After the end of week one we were exhausted but happy: the second week was going to be a lighter replica of the first one, and we could see light at the end of the tunnel. We kept receiving satisfied comments from most guests, which helped us a lot. But relaxing was completely out of the question. My work at the desk and managing relations with the venue management (restaurant, bar, media manager) was starting to level out, Carlo's work as tournament director was beginning to approach routine, Michele had set a good control on volunteers scheduling and Maurizio had established regular contacts with all relevant guests. But exhaustion was looming, and things would easily break apart as soon as we loosened the grip.

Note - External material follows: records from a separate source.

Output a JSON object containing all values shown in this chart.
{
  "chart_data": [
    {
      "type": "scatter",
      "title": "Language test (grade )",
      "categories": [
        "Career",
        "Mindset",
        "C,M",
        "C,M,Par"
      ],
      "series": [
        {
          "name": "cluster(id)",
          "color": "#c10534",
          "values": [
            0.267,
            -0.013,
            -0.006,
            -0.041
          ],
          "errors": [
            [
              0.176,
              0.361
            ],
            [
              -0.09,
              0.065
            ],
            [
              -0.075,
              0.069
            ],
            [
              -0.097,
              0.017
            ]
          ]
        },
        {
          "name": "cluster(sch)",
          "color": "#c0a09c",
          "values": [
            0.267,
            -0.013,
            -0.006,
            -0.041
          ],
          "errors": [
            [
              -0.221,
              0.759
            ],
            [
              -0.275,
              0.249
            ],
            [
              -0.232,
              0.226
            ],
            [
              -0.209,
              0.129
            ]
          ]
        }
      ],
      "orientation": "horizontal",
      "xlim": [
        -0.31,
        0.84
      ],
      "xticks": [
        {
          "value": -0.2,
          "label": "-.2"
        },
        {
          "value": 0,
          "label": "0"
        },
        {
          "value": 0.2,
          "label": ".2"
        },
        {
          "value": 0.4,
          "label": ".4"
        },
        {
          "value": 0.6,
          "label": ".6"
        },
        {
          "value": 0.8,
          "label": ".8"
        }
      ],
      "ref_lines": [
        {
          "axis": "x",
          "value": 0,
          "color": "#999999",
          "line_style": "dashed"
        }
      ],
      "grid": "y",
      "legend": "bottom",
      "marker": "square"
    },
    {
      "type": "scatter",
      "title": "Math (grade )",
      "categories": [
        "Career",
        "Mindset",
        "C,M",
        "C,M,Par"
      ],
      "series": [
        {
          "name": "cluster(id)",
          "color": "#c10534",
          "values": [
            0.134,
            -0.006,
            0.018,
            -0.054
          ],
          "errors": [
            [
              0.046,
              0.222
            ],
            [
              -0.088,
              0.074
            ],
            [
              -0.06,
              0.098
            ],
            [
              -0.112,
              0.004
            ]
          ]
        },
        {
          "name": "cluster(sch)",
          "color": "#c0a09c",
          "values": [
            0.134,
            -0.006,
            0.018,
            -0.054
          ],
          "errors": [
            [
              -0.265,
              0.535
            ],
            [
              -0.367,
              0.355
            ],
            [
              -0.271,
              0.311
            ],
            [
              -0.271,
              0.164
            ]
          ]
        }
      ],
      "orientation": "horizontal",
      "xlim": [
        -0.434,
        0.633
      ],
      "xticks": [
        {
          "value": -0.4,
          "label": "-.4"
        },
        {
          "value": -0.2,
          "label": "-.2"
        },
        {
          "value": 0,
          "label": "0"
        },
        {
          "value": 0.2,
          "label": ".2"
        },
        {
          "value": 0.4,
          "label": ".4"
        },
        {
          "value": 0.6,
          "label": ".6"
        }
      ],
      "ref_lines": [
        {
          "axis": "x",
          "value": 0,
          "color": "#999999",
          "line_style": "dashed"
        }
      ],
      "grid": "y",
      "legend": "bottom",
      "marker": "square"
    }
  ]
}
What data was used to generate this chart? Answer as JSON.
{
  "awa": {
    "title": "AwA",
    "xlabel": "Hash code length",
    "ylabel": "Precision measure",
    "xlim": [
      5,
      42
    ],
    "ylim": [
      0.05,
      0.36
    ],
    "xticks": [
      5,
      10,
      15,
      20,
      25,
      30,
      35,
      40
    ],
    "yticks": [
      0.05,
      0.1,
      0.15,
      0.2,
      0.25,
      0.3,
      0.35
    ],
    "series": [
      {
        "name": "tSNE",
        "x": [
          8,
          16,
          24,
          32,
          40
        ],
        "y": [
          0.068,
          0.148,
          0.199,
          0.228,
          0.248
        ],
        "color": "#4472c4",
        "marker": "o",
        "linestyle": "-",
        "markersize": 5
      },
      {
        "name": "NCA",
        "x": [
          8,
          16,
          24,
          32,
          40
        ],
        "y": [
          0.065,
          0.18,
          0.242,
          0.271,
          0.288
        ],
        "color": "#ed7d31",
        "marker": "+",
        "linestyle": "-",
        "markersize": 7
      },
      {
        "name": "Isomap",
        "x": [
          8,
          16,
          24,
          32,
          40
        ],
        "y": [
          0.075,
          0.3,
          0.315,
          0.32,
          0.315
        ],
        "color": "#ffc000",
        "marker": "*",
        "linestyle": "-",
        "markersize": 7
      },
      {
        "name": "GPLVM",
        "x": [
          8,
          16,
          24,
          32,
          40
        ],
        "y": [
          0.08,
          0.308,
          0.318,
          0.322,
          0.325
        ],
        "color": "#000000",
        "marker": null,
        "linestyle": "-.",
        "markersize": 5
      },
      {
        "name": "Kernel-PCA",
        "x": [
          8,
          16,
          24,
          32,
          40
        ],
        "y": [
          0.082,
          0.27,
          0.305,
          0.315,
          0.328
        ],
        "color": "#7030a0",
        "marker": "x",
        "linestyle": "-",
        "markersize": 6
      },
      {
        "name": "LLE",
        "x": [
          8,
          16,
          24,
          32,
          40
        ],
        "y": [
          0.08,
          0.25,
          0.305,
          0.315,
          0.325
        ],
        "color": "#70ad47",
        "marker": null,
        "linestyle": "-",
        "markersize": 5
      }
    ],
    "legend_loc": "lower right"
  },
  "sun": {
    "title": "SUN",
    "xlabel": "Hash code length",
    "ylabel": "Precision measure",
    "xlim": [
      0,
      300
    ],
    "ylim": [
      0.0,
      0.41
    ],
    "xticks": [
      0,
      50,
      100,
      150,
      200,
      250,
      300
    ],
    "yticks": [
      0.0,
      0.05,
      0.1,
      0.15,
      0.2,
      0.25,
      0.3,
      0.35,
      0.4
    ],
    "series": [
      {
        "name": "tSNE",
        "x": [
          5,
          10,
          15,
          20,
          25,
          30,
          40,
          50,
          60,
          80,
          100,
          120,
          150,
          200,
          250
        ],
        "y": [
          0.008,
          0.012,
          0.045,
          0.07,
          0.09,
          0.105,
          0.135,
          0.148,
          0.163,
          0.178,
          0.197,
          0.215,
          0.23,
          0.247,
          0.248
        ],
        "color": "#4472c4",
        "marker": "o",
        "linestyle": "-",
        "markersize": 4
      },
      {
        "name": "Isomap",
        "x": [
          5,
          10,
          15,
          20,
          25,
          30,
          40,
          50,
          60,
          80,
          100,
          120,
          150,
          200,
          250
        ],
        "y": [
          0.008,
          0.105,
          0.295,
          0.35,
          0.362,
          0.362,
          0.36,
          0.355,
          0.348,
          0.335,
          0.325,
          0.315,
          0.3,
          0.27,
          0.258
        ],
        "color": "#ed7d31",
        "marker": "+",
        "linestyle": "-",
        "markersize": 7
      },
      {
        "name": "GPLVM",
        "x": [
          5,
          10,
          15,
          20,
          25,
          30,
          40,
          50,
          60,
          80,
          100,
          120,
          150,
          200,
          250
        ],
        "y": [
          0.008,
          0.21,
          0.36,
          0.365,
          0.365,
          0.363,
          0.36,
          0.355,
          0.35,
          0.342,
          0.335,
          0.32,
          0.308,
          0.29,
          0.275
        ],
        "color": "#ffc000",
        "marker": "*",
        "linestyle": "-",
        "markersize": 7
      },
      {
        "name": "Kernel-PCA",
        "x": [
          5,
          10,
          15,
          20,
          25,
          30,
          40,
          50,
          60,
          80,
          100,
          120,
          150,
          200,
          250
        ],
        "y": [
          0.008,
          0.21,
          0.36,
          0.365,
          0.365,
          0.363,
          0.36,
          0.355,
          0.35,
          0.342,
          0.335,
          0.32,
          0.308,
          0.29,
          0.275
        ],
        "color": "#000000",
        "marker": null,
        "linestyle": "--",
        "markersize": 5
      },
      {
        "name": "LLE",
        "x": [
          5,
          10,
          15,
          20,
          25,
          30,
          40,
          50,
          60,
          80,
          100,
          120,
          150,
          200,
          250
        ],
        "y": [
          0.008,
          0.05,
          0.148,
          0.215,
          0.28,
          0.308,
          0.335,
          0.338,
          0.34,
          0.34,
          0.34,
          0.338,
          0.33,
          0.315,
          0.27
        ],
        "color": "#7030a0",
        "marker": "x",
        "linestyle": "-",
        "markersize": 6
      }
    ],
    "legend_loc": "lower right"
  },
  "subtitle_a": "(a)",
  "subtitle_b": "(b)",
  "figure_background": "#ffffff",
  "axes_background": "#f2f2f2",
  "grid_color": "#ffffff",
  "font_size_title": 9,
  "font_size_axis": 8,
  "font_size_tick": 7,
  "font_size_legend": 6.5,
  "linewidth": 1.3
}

One evening, some of us had the bad idea to relax for an hour and go for a pizza, completely forgetting that the others were still working to setting up the boards for the next day. Were it not for our complete confidence in each other's commitment we would have risked a quarrel.
All in all, apart from two or three days where I took one hour off, I was at the venue at 8 o'clock in the morning and left it around midnight, during which I hardly had a break, not even for eating. This feat was the most exhausting period that I have ever endured in my life.
But it was worth it. The congress was wonderful: so many people walking around, chatting, or sitting concentrated for hours during the tournament, the lectures, the food under the tent, the evening beers made this an unforgettable experience and a great satisfaction for setting up such a successful event. Thanks to all who made this possible, primarily the players who have attended, and good luck to next year's organisers!